Both tools become available to the planner whenever `rds.db_instance_identifier` is present in the resolved sources.

### Use cases

* Verifying RDS instance status (`available`, `modifying`, `failed`) when an alert fires
* Detecting Multi-AZ failover events around an incident timestamp
* Tracing recent maintenance, parameter group changes, or backup activity that may correlate with the incident

## Troubleshooting

| Symptom                                       | Fix                                                                                                                                |
| --------------------------------------------- | ---------------------------------------------------------------------------------------------------------------------------------- |
| **AccessDenied on `rds:DescribeDBInstances`** | Add the IAM policy above to the role or user used by the AWS integration.                                                          |
| **DBInstanceNotFound**                        | Confirm `RDS_DB_INSTANCE_IDENTIFIER` matches an instance in `AWS_REGION`.                                                          |
| **Tool reports the wrong region**             | Either `AWS_REGION` is set to a different region, or the source dict has a stale `region` field. Check the resolution order above. |

## Upstream correlation validation

OpenSRE also includes a deterministic upstream-correlation smoke validation path for no-trace-ID RDS CPU spike investigations.

This allows validating correlation output locally without requiring live Datadog credentials or full LLM investigation setup.

### Local smoke validation

Run:

```bash theme={null}
opensre tests upstream-correlation-smoke
```

Expected output includes separate sections for:

* correlated signals
* most likely causal driver(s)

Example:

```
Upstream Correlation Smoke Validation

Correlated signals:
- upstream-correlation (source=runtime, score=0.9)

Most likely causal driver(s):
- system.cpu.user{service:orders-web} (confidence=0.9)
  rationale=time_window=1.0, topology=1.0, periodicity=1.0, operator_hint=0.0
```

For machine-readable output:

```bash theme={null}
opensre tests upstream-correlation-smoke --json
```

### Live investigation validation

For live validation, configure Datadog and trigger an investigation against an RDS CPU spike alert.

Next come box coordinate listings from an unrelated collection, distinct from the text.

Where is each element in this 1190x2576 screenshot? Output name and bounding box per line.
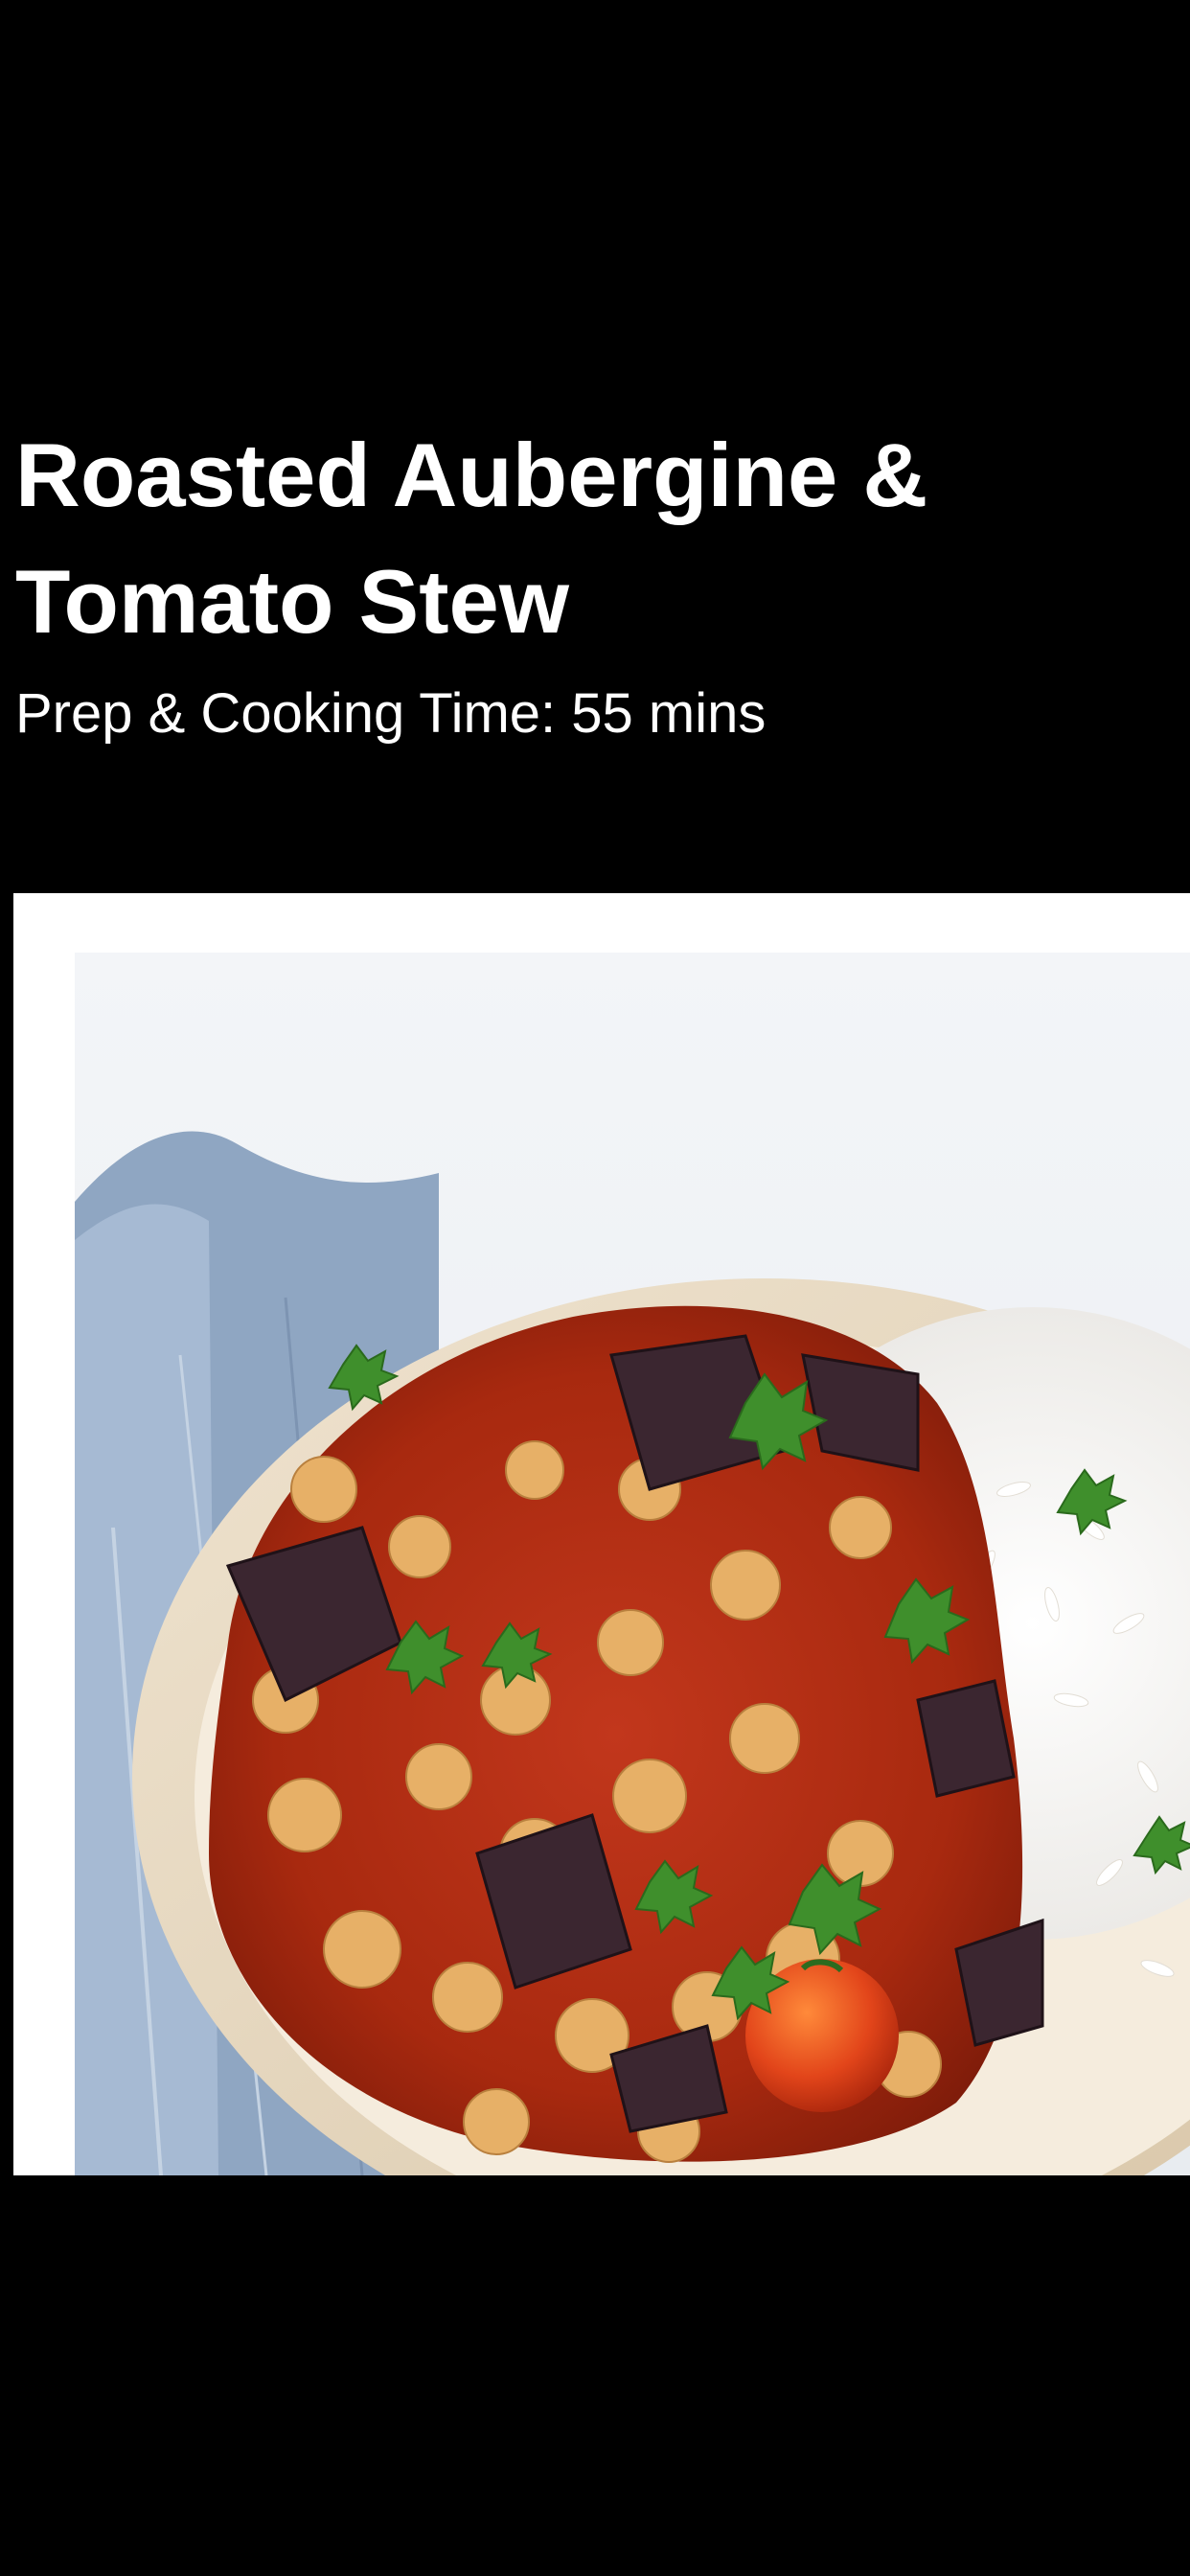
recipe-header: Roasted Aubergine & Tomato Stew Prep & C…: [15, 412, 1165, 748]
prep-time-label: Prep & Cooking Time: 55 mins: [15, 682, 767, 745]
recipe-title: Roasted Aubergine & Tomato Stew: [15, 425, 928, 652]
stew-bowl-illustration: [75, 953, 1190, 2175]
recipe-screen: Roasted Aubergine & Tomato Stew Prep & C…: [0, 0, 1190, 2576]
recipe-photo-card[interactable]: [13, 893, 1190, 2175]
recipe-photo: [75, 953, 1190, 2175]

The upstream correlation runtime automatically scopes RDS metrics to the alerting DB instance using the `dbinstanceidentifier` tag to avoid cross-instance aggregation in multi-RDS environments.

Recommended alert fields:

```json theme={null}
{
  "service": "orders",
  "resource": "orders-rds-prod",
  "upstream_services": ["orders-web"]
}
```

Then run a live investigation:

```bash theme={null}
opensre investigate
```

When runtime evidence is available, the final report includes:

* correlated signals
* most likely causal driver(s)

This validation flow is intended as a lightweight smoke/integration path and does not require synthetic benchmark execution.